I was working as an attorney at a major NY law firm on a LARGE bankruptcy case. My son, then in 5th grade, knocked his front tooth out playing ball one day. Yes, it was a permanent tooth. It happened on a Sunday, and Mondays were my busiest days -- hearings were held every Tuesday in the bankruptcy court, so the day prior to that was a critical day of preparation. The thought of sending him to school on Monday actually crossed my mind, I'm ashamed to admit, but my poor son was mortified with the gaping hole that now adorned his smile (though he refused to smile). I ended up calling our dentist at home that Sunday night, and scheduling an "emergency" appointment for my son the next morning.
I walked my son into the dentist's office -- he was scared, but relieved that he didn't have to face his schoolmates that morning. The dentist started working his magic. Instead of staying right there by my son's side and holding his hand or encouraging him with my words, I fled for the reception area and worked furiously on my laptop. Shame on me!! I made arrangements for my husband to pick my son up from the dentist's office and drop him off at school so I could go straight to my office.

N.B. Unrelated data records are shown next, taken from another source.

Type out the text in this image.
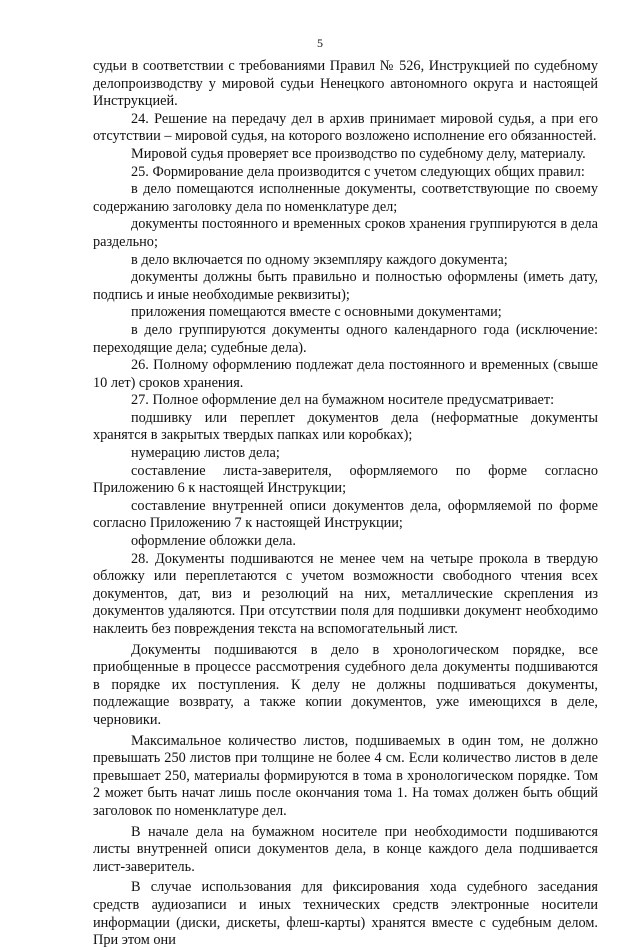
5

судьи в соответствии с требованиями Правил № 526, Инструкцией по судебному делопроизводству у мировой судьи Ненецкого автономного округа и настоящей Инструкцией.

24. Решение на передачу дел в архив принимает мировой судья, а при его отсутствии – мировой судья, на которого возложено исполнение его обязанностей.

Мировой судья проверяет все производство по судебному делу, материалу.

25. Формирование дела производится с учетом следующих общих правил:

в дело помещаются исполненные документы, соответствующие по своему содержанию заголовку дела по номенклатуре дел;

документы постоянного и временных сроков хранения группируются в дела раздельно;

в дело включается по одному экземпляру каждого документа;

документы должны быть правильно и полностью оформлены (иметь дату, подпись и иные необходимые реквизиты);

приложения помещаются вместе с основными документами;

в дело группируются документы одного календарного года (исключение: переходящие дела; судебные дела).

26. Полному оформлению подлежат дела постоянного и временных (свыше 10 лет) сроков хранения.

27. Полное оформление дел на бумажном носителе предусматривает:

подшивку или переплет документов дела (неформатные документы хранятся в закрытых твердых папках или коробках);

нумерацию листов дела;

составление листа-заверителя, оформляемого по форме согласно Приложению 6 к настоящей Инструкции;

составление внутренней описи документов дела, оформляемой по форме согласно Приложению 7 к настоящей Инструкции;

оформление обложки дела.

28. Документы подшиваются не менее чем на четыре прокола в твердую обложку или переплетаются с учетом возможности свободного чтения всех документов, дат, виз и резолюций на них, металлические скрепления из документов удаляются. При отсутствии поля для подшивки документ необходимо наклеить без повреждения текста на вспомогательный лист.

Документы подшиваются в дело в хронологическом порядке, все приобщенные в процессе рассмотрения судебного дела документы подшиваются в порядке их поступления. К делу не должны подшиваться документы, подлежащие возврату, а также копии документов, уже имеющихся в деле, черновики.

Максимальное количество листов, подшиваемых в один том, не должно превышать 250 листов при толщине не более 4 см. Если количество листов в деле превышает 250, материалы формируются в тома в хронологическом порядке. Том 2 может быть начат лишь после окончания тома 1. На томах должен быть общий заголовок по номенклатуре дел.

В начале дела на бумажном носителе при необходимости подшиваются листы внутренней описи документов дела, в конце каждого дела подшивается лист-заверитель.

В случае использования для фиксирования хода судебного заседания средств аудиозаписи и иных технических средств электронные носители информации (диски, дискеты, флеш-карты) хранятся вместе с судебным делом. При этом они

Yes, everything turned out okay -- my son's smile returned and I completed my preparation for the next day's hearing. But to this day (he's now a junior in high school), I regret not being able to set aside my work and stand beside my little boy during his trauma. No work is that important.
I'm a big fan of MORE and I enjoy your column. It's the first thing I read no matter what enticing things are advertised on the cover! Before I answer the question you posed in the December issue regarding handling balance in the past and today, I wanted to show you a photo from my vacation which was last week. My family took a cruise to Mexico. Here I am on the Serenity deck of the boat. I took the last several issues of MORE with me to re-read and savor again plus the December issue, of course.
I am 45 years old, married for 25 years with three children and am one of those crazy women still endeavoring to do it all. I juggle several jobs at the same time, and the question I get most is the same one people ask you: "how do you do it all?" I am honest with others that although I continue to carry all of these roles simultaneously, there are days I don't actually "get it all done". Some of it waits until the next day. The old me felt like a failure when that happened. The current me is more accepting of my limitations. A lot of things started getting better once I stopped compartmentalizing. In the past I tried so hard to keep everything separate. Preparing for one of my vocations, I was trained that keeping home life and work life separate was a cardinal rule. I tried so hard to keep home/work/marriage/relationships/faith in all of these separate boxes. My heart longed to try to balance things differently but there were no role models around me at the time doing it any differently. In retrospect I realize what my heart was speaking to me was wisdom. I never really take any of these hats off. I am who I am - the total package. I don't stop being a mother just because I'm doing another one of my jobs. I am all of these things at the same time, and living with them integrated has worked much better. Although odd to some, this works for our family. I have found that a perfect balance is probably not realistic for me, but juggling well is.
--Deanna, Tampa, FL
I am writing to you directly because I did not wish to log on to the website to send a letter to the editor. While the MORE website is a great forum for more articles, I would prefer that a simple “letters” email address be provided in the magazine.